A group of Dallas area homeowners used HomeAdvisor’s website to locate contractors for home improvement projects. Though they were recommended by the site and subsequently hired by the homeowners, the contractors abandoned the projects. The homeowners/plaintiffs then sued HomeAdvisor in Texas state court. HomeAdvisor filed a motion to compel arbitration which the trial court denied. On appeal, a three-member court of appeals panel reversed, ruling in favor of HomeAdvisor and compelling arbitration.
In creating an account to use HomeAdvisor’s site, each of the plaintiffs answered a series of questions before proceeding to a “submit page”. The submit page expressly stated that the consumers’ use of HomeAdvisor’s services was subject to their agreement to HomeAdvisor’s terms and conditions which was presented as a hyperlink that consumers could click on and review at any time. The terms and conditions included a section entitled “ARBIRTRATION AND GOVERNING LAW” containing an arbitration clause.

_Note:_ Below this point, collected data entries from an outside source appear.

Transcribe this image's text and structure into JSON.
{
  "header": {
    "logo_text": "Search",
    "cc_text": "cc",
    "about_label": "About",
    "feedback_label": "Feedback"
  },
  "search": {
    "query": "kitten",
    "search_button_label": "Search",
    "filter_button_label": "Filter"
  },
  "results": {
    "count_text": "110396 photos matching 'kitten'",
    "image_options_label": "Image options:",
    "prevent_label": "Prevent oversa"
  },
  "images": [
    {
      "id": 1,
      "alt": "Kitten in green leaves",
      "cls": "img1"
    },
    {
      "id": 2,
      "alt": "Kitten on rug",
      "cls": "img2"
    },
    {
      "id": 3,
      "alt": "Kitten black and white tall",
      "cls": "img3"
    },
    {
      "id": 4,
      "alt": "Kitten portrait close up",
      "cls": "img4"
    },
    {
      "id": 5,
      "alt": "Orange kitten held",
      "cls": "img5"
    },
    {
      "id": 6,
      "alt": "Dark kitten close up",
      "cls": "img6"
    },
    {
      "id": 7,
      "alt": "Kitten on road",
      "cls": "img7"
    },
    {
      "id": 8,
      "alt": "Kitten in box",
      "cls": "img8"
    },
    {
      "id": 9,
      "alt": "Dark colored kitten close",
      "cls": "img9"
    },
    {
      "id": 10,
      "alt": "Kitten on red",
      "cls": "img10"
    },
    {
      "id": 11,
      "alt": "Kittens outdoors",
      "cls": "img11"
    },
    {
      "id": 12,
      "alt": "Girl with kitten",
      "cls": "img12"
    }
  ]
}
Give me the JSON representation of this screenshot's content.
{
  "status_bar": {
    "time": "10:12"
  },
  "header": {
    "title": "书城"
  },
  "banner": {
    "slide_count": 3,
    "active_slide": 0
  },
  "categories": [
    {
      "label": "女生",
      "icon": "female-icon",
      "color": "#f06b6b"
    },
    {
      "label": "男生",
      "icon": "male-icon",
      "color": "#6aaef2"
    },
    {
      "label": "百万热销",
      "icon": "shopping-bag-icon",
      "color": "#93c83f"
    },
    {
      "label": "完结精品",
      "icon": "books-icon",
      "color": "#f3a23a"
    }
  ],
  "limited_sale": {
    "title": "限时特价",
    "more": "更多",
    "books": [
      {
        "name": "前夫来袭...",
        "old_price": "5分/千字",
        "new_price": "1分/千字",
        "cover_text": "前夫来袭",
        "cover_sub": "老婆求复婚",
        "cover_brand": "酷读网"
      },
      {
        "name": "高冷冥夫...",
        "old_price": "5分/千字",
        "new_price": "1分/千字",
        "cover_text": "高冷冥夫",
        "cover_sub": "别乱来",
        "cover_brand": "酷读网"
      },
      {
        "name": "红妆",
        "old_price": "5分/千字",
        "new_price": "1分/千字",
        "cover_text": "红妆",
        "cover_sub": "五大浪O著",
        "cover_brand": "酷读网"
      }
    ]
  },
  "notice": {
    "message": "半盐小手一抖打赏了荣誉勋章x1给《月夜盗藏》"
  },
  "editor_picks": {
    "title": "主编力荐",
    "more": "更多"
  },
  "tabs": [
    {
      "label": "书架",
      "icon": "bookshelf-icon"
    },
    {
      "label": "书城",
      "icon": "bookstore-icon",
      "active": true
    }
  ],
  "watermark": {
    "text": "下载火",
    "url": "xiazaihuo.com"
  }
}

The appellate court observed that the “submittal page was uncluttered [and] a large orange submit button with the phrase ‘By submitting this request, you are agreeing to our Terms & Conditions’ written directly underneath” and concluded that “[t]here is nothing misleading or confusing about HomeAdvisor’s presentation of its user agreement” and “the submitted screen gave [plaintiffs] reasonably conspicuous notice of the company’s terms of service, including the arbitration provision.”